公式でチュートリアルが公開されているのでできるはずなのですが、何かしら設定が足りていないのかもしれません。
総評:ハードは優秀、ただしアプリは要改善
レーザー彫刻機、実は5年ほど前にも試す機会があったのですが、その製品はレーザーの焦点を手動で調整する必要がありました。しかも、いくら調整してもレーザーが収束しないという状況で、結局、記事化することなくお蔵入りとなりました。
その点、「LaserTonor Pi 1」は手間がなく、だれでも簡単に利用できる製品です。ただし、アプリの使い勝手、とくにAndroidアプリは早急に手直ししてほしいところ。
アプリの問題点
たとえば、選んだ材料と別の材料が選ばれてしまったり、出力などを手動で修正すると、その後どの材料を選んでも出力が100%になってしまったりと、とにかく信頼性がありません。
最終的には、材料を選ぶのはあきらめて、すべて手動で設定するようにしていましたが、設定した値で彫刻されているのか、怪しいものもありました。

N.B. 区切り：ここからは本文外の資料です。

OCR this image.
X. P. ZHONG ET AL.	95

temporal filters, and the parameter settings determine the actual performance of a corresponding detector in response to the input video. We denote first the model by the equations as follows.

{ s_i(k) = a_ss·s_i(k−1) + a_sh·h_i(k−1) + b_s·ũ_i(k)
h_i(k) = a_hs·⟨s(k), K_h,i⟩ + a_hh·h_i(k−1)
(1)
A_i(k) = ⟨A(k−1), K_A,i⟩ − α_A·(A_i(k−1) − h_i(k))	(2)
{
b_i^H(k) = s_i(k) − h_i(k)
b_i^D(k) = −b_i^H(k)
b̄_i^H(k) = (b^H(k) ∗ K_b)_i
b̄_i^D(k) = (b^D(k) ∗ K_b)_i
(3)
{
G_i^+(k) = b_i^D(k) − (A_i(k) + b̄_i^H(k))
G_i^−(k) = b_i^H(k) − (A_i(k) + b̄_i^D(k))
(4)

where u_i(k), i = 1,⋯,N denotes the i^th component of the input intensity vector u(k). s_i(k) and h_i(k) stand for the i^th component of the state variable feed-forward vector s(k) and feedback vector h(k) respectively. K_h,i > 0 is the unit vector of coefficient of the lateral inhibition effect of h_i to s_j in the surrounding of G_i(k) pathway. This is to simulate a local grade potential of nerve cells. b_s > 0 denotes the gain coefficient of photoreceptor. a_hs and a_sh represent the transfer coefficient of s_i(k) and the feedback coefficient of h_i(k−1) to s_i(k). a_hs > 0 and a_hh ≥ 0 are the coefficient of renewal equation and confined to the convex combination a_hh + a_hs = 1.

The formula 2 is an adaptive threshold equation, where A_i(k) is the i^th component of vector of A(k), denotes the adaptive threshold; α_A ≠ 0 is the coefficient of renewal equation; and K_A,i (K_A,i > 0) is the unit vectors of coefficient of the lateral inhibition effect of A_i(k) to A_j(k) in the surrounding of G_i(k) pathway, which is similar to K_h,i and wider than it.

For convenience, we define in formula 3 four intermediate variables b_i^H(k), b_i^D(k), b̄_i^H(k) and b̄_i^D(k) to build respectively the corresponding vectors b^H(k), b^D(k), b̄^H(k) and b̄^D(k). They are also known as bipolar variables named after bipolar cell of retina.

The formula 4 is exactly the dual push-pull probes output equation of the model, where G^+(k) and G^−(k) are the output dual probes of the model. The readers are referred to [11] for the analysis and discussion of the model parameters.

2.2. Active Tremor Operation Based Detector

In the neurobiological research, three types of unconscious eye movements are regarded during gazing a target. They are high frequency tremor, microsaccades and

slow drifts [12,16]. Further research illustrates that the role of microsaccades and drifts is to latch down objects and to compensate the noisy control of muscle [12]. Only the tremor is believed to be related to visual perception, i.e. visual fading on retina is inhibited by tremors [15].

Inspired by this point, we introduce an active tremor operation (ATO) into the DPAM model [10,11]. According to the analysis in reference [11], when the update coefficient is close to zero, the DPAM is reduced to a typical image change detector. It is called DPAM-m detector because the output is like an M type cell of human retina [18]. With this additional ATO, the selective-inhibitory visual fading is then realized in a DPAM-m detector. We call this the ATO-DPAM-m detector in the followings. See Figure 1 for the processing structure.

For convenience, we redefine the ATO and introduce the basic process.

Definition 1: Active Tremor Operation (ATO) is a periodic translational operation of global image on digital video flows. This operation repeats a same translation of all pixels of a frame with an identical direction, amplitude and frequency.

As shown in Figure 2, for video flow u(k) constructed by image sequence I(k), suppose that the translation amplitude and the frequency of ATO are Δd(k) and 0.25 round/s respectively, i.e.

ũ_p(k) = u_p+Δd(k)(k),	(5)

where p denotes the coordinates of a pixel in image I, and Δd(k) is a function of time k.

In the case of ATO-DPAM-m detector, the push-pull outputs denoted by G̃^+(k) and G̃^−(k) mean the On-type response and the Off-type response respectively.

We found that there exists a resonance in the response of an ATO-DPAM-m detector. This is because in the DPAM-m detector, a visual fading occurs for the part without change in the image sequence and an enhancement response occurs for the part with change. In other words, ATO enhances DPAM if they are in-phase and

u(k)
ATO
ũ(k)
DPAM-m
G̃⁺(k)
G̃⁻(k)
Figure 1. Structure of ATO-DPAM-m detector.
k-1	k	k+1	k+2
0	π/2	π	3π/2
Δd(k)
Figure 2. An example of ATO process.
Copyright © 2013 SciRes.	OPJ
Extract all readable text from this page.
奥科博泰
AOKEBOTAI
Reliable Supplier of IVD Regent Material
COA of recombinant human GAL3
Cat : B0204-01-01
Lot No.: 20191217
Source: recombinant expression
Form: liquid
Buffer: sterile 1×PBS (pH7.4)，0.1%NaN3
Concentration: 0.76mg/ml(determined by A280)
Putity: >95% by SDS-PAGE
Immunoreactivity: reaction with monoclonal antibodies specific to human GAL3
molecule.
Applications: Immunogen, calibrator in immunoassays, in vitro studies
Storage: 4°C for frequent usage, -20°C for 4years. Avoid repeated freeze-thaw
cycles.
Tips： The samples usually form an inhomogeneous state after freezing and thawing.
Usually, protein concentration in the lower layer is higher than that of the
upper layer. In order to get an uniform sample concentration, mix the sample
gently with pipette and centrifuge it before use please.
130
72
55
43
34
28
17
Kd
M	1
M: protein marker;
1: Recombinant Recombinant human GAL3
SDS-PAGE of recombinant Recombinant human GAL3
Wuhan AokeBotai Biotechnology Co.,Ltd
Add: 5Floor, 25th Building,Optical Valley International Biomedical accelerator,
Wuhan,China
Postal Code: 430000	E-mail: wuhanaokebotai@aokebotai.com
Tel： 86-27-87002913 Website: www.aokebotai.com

また、iOSアプリには材料に金属が登録されていないなど、アプリによって差異がある状態です。このため、登録されているであろう設定値を、木材なら出力30%でスピード50%、金属なら出力50%とスピード60%など、公式サイトで公開しておいてほしいと思います。
手軽だけれど本格的なレーザー彫刻機としておすすめ
とはいえ、ハードとしては全く問題がないので、手軽に使えるレーザー彫刻機が欲しい、手元の革製品や木工製品などにオリジナルの彫刻を行いたいという人にはお勧めできる製品です。
Makuakeでのプロジェクトは11月13日まで。